Biodistribution of Intra-Arterial and Intravenous Delivery of Human Umbilical Cord Mesenchymal Stem Cell-Derived Extracellular Vesicles in a Rat Model to Guide Delivery Strategies for Diabetes Therapies

Junfeng Li; Hirotake Komatsu; Erasmus K Poku; Tove Olafsen; Kelly X Huang; Lina A Huang; Junie Chea; Nicole Bowles; Betty Chang; Jeffrey Rawson; Jiangling Peng; Anna M Wu; John E Shively; Fouad R Kandeel

doi:10.3390/ph15050595

Biodistribution of Intra-Arterial and Intravenous Delivery of Human Umbilical Cord Mesenchymal Stem Cell-Derived Extracellular Vesicles in a Rat Model to Guide Delivery Strategies for Diabetes Therapies

Pharmaceuticals (Basel). 2022 May 12;15(5):595. doi: 10.3390/ph15050595.

Authors

Affiliations

¹ Department of Translational Research & Cellular Therapeutics, Beckman Research Institute of the City of Hope, Duarte, CA 91010, USA.
² Department of Radiopharmacy, Beckman Research Institute of the City of Hope, Duarte, CA 91010, USA.
³ Department of Cancer Molecular Imaging and Therapy, Beckman Research Institute of the City of Hope, Duarte, CA 91010, USA.

Abstract

Umbilical cord mesenchymal stem cell-derived extracellular vesicles (UC-MSC-EVs) have become an emerging strategy for treating various autoimmune and metabolic disorders, particularly diabetes. Delivery of UC-MSC-EVs is essential to ensure optimal efficacy of UC-MSC-EVs. To develop safe and superior EVs-based delivery strategies, we explored nuclear techniques including positron emission tomography (PET) to evaluate the delivery of UC-MSC-EVs in vivo. In this study, human UC-MSC-EVs were first successfully tagged with I-124 to permit PET determination. Intravenous (I.V.) and intra-arterial (I.A.) administration routes of [¹²⁴I]I-UC-MSC-EVs were compared and evaluated by in vivo PET-CT imaging and ex vivo biodistribution in a non-diabetic Lewis (LEW) rat model. For I.A. administration, [¹²⁴I]I-UC-MSC-EVs were directly infused into the pancreatic parenchyma via the celiac artery. PET imaging revealed that the predominant uptake occurred in the liver for both injection routes, and further imaging characterized clearance patterns of [¹²⁴I]I-UC-MSC-EVs. For biodistribution, the uptake (%ID/gram) in the spleen was significantly higher for I.V. administration compared to I.A. administration (1.95 ± 0.03 and 0.43 ± 0.07, respectively). Importantly, the pancreas displayed similar uptake levels between the two modalities (0.20 ± 0.06 for I.V. and 0.24 ± 0.03 for I.A.). Therefore, our initial data revealed that both routes had similar delivery efficiency for [¹²⁴I]I-UC-MSC-EVs except in the spleen and liver, considering that higher spleen uptake could enhance immunomodulatory application of UC-MSC-EVs. These findings could guide the development of safe and efficacious delivery strategies for UC-MSC-EVs in diabetes therapies, in which a minimally invasive I.V. approach would serve as a better delivery strategy. Further confirmation studies are ongoing.

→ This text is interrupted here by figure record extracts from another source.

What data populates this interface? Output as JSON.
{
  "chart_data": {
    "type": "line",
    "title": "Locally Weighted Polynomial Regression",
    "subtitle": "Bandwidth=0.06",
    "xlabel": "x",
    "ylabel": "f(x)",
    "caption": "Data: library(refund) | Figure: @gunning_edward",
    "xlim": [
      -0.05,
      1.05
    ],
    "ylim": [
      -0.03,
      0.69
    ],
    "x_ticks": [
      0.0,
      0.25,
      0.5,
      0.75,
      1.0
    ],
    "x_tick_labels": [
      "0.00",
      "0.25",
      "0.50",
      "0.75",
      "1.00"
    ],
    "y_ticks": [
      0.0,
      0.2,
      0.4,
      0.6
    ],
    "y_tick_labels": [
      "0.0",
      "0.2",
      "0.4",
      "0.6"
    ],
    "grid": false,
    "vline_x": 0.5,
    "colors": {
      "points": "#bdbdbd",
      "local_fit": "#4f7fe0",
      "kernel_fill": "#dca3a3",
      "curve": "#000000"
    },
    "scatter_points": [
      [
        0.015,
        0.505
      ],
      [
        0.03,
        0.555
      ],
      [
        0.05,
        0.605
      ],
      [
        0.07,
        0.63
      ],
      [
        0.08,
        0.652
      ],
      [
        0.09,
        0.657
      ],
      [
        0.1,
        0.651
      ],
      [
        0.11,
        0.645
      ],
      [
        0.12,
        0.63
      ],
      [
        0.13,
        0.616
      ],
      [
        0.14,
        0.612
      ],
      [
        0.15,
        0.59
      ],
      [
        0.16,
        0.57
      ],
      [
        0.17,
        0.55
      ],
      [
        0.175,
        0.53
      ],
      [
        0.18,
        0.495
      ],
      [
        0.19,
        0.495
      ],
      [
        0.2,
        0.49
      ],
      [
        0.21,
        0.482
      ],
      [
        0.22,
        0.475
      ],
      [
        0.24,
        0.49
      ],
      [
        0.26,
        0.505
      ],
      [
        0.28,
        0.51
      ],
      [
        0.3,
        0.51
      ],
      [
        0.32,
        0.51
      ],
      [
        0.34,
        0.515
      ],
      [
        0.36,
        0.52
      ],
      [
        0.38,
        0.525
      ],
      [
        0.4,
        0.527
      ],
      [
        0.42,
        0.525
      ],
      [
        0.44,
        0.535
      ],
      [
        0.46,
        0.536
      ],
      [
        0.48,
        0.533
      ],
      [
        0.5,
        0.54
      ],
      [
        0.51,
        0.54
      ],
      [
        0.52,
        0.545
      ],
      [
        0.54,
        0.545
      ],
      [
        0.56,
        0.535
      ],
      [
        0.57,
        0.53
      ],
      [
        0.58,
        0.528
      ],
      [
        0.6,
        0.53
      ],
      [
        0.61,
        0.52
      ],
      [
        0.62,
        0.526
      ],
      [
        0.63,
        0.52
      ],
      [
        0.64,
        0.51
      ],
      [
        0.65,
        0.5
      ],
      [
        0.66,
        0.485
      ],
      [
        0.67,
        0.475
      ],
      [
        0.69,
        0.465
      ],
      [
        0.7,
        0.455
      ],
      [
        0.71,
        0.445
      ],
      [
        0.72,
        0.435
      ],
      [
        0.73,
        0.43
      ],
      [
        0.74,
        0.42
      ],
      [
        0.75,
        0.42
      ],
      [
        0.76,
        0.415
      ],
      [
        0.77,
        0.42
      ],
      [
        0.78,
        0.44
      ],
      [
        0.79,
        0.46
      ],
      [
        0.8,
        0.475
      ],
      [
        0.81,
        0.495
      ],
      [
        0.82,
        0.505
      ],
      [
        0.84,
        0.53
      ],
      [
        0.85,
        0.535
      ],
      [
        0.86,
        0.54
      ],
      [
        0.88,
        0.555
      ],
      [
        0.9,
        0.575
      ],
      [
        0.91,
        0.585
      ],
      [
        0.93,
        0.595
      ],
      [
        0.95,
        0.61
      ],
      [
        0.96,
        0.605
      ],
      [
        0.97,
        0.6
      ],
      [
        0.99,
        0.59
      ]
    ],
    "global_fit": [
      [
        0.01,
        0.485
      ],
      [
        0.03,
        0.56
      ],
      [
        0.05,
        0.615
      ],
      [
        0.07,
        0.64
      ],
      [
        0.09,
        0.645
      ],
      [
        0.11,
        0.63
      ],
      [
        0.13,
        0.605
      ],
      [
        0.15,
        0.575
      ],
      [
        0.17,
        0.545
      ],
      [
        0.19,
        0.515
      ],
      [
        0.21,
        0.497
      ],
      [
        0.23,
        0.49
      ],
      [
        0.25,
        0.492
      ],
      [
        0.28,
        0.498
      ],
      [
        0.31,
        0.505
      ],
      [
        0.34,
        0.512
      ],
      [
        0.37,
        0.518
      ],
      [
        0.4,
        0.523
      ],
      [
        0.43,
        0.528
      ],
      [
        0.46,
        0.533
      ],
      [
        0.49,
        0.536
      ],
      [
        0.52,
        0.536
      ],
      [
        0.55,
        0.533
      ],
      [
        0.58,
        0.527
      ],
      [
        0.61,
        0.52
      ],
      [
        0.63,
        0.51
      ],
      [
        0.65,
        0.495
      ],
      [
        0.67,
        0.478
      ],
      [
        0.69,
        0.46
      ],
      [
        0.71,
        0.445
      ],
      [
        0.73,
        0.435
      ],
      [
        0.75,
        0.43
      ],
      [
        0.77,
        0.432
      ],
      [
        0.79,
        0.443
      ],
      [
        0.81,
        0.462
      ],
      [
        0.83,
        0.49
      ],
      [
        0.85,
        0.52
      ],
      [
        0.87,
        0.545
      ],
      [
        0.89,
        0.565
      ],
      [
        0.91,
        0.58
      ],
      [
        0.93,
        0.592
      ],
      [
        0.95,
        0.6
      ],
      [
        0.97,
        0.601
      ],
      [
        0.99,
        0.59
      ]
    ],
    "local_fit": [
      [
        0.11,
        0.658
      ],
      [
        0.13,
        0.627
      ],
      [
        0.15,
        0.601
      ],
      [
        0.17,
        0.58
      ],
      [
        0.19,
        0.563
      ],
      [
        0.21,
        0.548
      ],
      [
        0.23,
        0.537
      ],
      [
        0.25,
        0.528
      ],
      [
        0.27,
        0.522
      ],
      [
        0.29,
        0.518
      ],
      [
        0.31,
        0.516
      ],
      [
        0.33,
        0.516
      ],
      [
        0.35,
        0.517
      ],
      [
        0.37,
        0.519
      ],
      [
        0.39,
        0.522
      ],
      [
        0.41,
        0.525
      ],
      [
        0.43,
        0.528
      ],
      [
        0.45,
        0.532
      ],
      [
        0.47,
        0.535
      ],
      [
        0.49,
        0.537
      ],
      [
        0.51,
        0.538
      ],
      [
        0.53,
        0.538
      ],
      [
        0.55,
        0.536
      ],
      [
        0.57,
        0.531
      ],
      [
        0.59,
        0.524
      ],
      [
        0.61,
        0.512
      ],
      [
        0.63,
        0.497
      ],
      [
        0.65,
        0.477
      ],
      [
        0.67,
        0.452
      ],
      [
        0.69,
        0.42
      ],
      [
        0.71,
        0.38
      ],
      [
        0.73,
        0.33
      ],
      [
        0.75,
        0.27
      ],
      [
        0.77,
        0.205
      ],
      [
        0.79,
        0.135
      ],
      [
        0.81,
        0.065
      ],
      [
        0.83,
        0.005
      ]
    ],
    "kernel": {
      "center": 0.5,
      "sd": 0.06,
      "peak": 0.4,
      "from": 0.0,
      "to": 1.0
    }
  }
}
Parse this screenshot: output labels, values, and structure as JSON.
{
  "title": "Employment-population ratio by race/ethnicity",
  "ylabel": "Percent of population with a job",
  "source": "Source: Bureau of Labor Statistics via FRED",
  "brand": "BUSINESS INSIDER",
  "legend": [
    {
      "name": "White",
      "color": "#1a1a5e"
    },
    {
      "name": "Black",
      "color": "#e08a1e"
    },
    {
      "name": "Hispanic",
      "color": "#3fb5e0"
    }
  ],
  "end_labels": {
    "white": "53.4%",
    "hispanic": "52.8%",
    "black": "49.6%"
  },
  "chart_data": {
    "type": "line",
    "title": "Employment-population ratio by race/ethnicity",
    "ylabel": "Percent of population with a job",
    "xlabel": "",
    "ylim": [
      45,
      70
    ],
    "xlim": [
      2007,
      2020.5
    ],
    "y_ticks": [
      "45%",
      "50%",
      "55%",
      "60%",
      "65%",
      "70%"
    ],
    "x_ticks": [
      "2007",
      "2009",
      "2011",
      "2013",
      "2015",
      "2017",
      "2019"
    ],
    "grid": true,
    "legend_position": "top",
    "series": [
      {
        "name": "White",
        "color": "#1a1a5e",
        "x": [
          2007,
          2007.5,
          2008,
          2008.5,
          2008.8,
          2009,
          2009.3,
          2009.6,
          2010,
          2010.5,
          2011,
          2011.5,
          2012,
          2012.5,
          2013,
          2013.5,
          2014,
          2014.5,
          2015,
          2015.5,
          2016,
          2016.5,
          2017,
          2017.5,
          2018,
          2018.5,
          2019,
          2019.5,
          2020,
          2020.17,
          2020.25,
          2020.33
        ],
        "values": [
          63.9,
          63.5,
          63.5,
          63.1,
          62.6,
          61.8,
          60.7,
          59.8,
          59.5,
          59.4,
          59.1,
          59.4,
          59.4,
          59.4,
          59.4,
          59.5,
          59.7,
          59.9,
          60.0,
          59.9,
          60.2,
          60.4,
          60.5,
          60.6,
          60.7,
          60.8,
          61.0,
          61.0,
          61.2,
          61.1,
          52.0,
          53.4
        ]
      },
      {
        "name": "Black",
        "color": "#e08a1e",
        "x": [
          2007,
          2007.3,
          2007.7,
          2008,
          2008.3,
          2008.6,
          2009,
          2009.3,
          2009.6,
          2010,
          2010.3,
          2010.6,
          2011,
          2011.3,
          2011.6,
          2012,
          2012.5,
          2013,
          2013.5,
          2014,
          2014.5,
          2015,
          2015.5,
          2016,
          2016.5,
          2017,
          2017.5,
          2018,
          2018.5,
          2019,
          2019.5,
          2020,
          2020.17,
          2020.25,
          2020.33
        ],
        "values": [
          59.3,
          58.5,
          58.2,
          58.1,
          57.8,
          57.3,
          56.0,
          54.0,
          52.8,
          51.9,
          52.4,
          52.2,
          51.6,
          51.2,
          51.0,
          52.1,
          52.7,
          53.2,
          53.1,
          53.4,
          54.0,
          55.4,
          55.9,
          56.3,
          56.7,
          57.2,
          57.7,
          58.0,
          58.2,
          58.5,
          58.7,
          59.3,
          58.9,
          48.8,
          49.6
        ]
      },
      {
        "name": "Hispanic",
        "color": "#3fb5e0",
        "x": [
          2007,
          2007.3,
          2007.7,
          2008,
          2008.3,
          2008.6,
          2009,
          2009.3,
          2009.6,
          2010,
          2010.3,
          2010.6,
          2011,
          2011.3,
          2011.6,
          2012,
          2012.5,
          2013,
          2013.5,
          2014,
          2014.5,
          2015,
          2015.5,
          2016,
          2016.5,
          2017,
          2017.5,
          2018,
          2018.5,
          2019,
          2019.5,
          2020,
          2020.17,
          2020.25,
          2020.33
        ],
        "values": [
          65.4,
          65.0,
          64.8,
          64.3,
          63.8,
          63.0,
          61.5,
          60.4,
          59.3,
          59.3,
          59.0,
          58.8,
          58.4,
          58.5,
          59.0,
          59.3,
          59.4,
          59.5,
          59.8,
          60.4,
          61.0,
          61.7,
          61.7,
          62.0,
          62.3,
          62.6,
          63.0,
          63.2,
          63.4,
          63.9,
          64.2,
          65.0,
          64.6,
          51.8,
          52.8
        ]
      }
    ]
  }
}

Keywords: I-124; biodistribution; diabetes; extracellular vesicles (EVs); intra-arterial (I.A.) administration; intravenous (I.V.) administration; positron emission tomography (PET); umbilical cord mesenchymal stem cell (UCMSC).

Grants and funding

The animal study was supported with funding by the Nora Eccles Treadwell Foundation (50214-2008261-Y02); Radiosynthesis study was supported with funding by the Arthur Riggs Diabetes and Metabolism Research Institute of City of Hope Polit Project Award (60074-2010638-ENDOW).